Boston Traffic Commissioner
- In office 1950–1957
- Preceded by: Leo Curley
- Succeeded by: Joe O'Connor

Boston Fire Commissioner
- In office 1938–1945
- Preceded by: Edward F. McLaughlin
- Succeeded by: John I. Fitzgerald

Personal details
- Born: March 6, 1903 Roxbury
- Died: April 3, 1969 (aged 66) Dorchester
- Party: Democratic

= William Arthur Reilly =

American politician (1903-1969)

William Arthur Reilly (March 6, 1903 – April 3, 1969) was an American political figure from Boston who served as the city's deputy mayor and fire commissioner and was member of the school committee and finance commission.

==Early life==
Reilly was born on March 6, 1903, in Roxbury. He attended High School of Commerce, where he started a friendship with Maurice J. Tobin. After two years, Reilly transferred to Boston College High School. He went on to attend Boston College, where he was president of his class for three years, played on the Boston College Eagles football team, and was a regional champion in the 45-yard hurdles. After graduating in 1925, Reilly became manager of his father's church music publishing business.

==Political career==
In 1929, Reilly was elected to the Boston school committee. At the age of 26 he was the youngest person elected to the board at that time. In 1931 he became chairman of the board. He was the youngest person to hold this position as well. In 1933, he ran for Mayor of Boston. On October 5, he announced that he was dropping out of the race, stating that "The present large number of strong candidates may permit the election of an inferior candidate". The nine candidate field included Frederick W. Mansfield, Malcolm E. Nichols, William J. Foley, Henry Parkman Jr., and Joseph F. O'Connell. Reilly chose not to back any candidate following his withdrawal from the election.

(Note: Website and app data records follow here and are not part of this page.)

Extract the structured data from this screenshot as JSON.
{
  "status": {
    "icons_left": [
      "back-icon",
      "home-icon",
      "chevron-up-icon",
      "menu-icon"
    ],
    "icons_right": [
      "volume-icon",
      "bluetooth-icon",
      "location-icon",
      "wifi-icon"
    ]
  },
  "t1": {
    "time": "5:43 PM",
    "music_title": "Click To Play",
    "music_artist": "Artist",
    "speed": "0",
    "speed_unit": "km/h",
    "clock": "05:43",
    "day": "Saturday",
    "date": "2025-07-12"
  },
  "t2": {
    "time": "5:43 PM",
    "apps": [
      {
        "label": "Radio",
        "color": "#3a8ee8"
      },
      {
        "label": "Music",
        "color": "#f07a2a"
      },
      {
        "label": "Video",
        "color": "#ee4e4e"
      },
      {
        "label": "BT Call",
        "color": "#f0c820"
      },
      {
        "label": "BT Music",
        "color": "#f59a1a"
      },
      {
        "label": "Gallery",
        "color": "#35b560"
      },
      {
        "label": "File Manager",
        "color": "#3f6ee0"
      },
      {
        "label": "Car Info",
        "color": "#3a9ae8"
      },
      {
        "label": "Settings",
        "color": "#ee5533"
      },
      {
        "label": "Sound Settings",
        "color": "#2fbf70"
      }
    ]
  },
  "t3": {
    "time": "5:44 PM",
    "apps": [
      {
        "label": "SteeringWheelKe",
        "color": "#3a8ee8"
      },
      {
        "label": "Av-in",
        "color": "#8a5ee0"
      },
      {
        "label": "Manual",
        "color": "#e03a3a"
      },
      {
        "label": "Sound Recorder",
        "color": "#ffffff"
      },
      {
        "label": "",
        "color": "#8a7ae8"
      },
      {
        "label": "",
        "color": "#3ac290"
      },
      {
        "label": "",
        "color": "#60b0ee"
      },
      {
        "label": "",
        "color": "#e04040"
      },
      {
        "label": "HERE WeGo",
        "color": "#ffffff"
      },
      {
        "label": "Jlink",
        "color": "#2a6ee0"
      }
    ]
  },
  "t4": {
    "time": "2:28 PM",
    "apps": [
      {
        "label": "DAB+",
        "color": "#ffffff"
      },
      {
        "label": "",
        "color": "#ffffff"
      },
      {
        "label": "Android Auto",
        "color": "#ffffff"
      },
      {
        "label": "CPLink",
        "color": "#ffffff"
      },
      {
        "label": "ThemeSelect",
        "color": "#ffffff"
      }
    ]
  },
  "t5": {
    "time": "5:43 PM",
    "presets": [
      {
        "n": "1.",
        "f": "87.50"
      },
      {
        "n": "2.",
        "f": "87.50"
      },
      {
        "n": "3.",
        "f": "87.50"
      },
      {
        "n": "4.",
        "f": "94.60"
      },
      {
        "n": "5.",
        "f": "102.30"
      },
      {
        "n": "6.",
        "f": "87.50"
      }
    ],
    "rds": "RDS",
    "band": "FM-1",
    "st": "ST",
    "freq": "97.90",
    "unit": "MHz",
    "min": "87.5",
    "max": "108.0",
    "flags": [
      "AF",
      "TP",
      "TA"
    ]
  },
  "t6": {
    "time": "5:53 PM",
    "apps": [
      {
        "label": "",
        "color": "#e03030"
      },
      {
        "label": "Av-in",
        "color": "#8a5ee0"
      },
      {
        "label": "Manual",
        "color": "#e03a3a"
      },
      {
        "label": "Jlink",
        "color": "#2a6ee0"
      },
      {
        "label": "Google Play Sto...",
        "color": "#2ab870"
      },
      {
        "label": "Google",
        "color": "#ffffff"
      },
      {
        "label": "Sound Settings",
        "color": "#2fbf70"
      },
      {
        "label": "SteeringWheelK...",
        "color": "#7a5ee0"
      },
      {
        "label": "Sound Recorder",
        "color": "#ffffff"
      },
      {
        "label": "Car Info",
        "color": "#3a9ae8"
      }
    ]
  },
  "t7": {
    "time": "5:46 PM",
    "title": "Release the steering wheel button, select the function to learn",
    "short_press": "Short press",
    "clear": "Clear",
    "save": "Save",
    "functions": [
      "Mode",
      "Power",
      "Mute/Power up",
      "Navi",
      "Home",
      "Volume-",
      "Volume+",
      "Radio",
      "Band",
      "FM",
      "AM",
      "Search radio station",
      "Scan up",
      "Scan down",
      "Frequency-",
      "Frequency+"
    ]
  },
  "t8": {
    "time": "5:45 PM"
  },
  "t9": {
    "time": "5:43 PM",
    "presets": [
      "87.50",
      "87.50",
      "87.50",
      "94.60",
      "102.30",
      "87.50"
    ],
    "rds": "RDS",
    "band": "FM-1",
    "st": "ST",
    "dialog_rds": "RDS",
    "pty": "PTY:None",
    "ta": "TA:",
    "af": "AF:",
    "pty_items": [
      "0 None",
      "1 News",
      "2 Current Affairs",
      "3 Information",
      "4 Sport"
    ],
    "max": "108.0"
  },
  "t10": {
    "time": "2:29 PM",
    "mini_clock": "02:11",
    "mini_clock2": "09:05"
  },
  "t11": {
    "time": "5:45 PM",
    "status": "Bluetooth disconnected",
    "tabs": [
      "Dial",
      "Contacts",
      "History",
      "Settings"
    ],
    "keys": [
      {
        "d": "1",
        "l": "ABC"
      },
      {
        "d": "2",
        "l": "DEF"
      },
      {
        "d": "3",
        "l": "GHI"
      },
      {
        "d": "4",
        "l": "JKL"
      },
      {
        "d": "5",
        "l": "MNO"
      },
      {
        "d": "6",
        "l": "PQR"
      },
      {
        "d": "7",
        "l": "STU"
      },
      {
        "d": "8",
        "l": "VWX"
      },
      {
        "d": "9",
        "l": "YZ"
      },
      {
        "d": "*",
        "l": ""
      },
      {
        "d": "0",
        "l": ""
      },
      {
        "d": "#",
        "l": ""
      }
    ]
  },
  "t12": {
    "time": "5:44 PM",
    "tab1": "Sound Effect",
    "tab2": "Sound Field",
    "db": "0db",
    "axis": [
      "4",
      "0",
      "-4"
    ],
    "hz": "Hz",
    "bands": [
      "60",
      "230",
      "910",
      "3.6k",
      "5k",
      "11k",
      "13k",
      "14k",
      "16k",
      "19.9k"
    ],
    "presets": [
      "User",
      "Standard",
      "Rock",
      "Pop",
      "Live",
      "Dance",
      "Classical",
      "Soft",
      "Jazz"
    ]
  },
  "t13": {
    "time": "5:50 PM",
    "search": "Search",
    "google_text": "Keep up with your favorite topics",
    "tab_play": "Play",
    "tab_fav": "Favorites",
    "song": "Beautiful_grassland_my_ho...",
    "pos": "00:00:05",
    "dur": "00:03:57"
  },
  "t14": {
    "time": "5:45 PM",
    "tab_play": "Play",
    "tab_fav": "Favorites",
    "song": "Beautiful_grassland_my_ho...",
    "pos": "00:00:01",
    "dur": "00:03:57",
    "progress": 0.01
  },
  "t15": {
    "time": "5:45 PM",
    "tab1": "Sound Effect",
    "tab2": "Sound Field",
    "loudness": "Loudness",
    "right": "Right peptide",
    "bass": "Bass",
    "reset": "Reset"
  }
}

In 1935, Reilly was appointed to the Boston Finance Commission. He resigned later that year. In 1937 he worked on the Mayoral campaign of Maurice J. Tobin. Following Tobin's election, Reilly was appointed fire commissioner. At 34, he was the youngest man to hold this office. During his tenure, the department fought and investigated the Cocoanut Grove fire - deadliest nightclub fire in history. In 1945, Tobin, now Governor of Massachusetts, nominated Reilly to be chairman of the Metropolitan District Commission. His appointment was blocked by Lieutenant Governor Robert F. Bradford and two Democratic members of the Massachusetts Governor's Council. In 1945, Reilly ran for Mayor of Boston. He finished in third place behind James Michael Curley and John E. Kerrigan with 19% of the vote.

In 1950, Mayor John B. Hynes appointed Reilly to the position of traffic commissioner. Hynes promoted him to deputy mayor and director of administrative services in 1957. Reilly retired from government when Hynes left office in 1960.

Reilly died on April 3, 1969, in Boston.